A bench led by Chief Justice RM Lodha sought response from the Centre in five weeks on the plea that objected to Home Secretary’s phone call to Qureshi to resign. It also referred the matter to a five-judge Constitution Bench since the issue involved interpretation of Articles 156 of the Constitution that pertains to manner of removal of Governors.
Seven Governors, appointed during the previous UPA government led by Manmohan Singh, were nudged to quit while two were sacked after the newly elected government’s message to quit delivered through the home secretary. Those who quit include B V Wanchoo of Goa, B L Joshi of UP, M K Narayanan of West Bengal and Shekhar Dutt of Chhattisgarh. The President had withdrawn pleasure and sacked Kamala Beniwal after her transfer from Gujarat to Mizoram.

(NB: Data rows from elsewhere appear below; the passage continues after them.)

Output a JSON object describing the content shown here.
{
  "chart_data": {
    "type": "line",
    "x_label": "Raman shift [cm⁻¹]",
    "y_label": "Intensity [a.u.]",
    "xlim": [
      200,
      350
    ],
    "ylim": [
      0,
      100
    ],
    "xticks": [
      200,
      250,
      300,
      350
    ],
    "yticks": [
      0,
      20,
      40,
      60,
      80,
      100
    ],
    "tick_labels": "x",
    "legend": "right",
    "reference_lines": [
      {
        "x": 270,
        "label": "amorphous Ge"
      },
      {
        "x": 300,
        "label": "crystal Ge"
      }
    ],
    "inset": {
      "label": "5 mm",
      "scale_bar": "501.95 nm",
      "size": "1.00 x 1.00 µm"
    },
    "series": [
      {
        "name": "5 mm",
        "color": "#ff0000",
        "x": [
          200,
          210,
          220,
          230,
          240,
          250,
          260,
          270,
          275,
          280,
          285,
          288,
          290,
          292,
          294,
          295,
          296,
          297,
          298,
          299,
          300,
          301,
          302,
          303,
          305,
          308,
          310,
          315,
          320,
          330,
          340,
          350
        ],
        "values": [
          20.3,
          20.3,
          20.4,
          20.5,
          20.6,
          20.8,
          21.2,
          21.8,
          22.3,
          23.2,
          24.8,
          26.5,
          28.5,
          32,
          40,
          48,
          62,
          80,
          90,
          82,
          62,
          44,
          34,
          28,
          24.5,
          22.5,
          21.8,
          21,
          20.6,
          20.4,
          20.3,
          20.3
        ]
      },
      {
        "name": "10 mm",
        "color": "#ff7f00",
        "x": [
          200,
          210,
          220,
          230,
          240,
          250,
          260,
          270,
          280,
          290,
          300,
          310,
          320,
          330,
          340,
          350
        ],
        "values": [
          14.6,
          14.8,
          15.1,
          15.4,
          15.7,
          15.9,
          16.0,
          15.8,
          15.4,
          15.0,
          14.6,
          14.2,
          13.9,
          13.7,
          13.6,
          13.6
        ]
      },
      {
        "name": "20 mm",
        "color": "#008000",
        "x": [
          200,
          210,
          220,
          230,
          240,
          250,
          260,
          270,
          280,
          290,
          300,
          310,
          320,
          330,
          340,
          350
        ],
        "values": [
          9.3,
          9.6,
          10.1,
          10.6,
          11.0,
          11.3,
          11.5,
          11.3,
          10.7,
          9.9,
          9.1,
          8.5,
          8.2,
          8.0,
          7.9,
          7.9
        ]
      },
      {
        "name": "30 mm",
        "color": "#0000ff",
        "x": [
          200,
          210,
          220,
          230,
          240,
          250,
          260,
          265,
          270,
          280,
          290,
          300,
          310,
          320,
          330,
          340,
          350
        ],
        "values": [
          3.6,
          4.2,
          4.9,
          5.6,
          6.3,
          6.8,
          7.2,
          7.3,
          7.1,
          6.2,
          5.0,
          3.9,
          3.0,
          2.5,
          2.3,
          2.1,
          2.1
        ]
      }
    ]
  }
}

But Aziz decided to take on the Modi government, questioning the home secretary’s “audacity” in calling him up and asking him to put in his papers.
A battery of lawyers, comprising two former Law Ministers of UPA regime--Kapil Sibal and Salman Khurshid-- and two former Additional Solicitor Generals, however pleaded that Constitution provision of Article 156 has not been followed and Home Secretary threatening the Governor is unconstitutional.
They wondered how a Constitutional office of a Governor can be undermined by a secretary-level officer in this manner.
Under Article 156 of the Indian Constitution, a governor holds his office at the pleasure of the President. Consequently, only the president may ask a governor to step down.
The petition quoted Articles 155 and 156(1) of the Constitution, to state that the governor shall hold office during the pleasure of the President and hence he would hold office for five years if he continued to enjoy the confidence of the President. Qureshi also termed the home secretary’s telephone call as “rank insubordination” and “audacious.”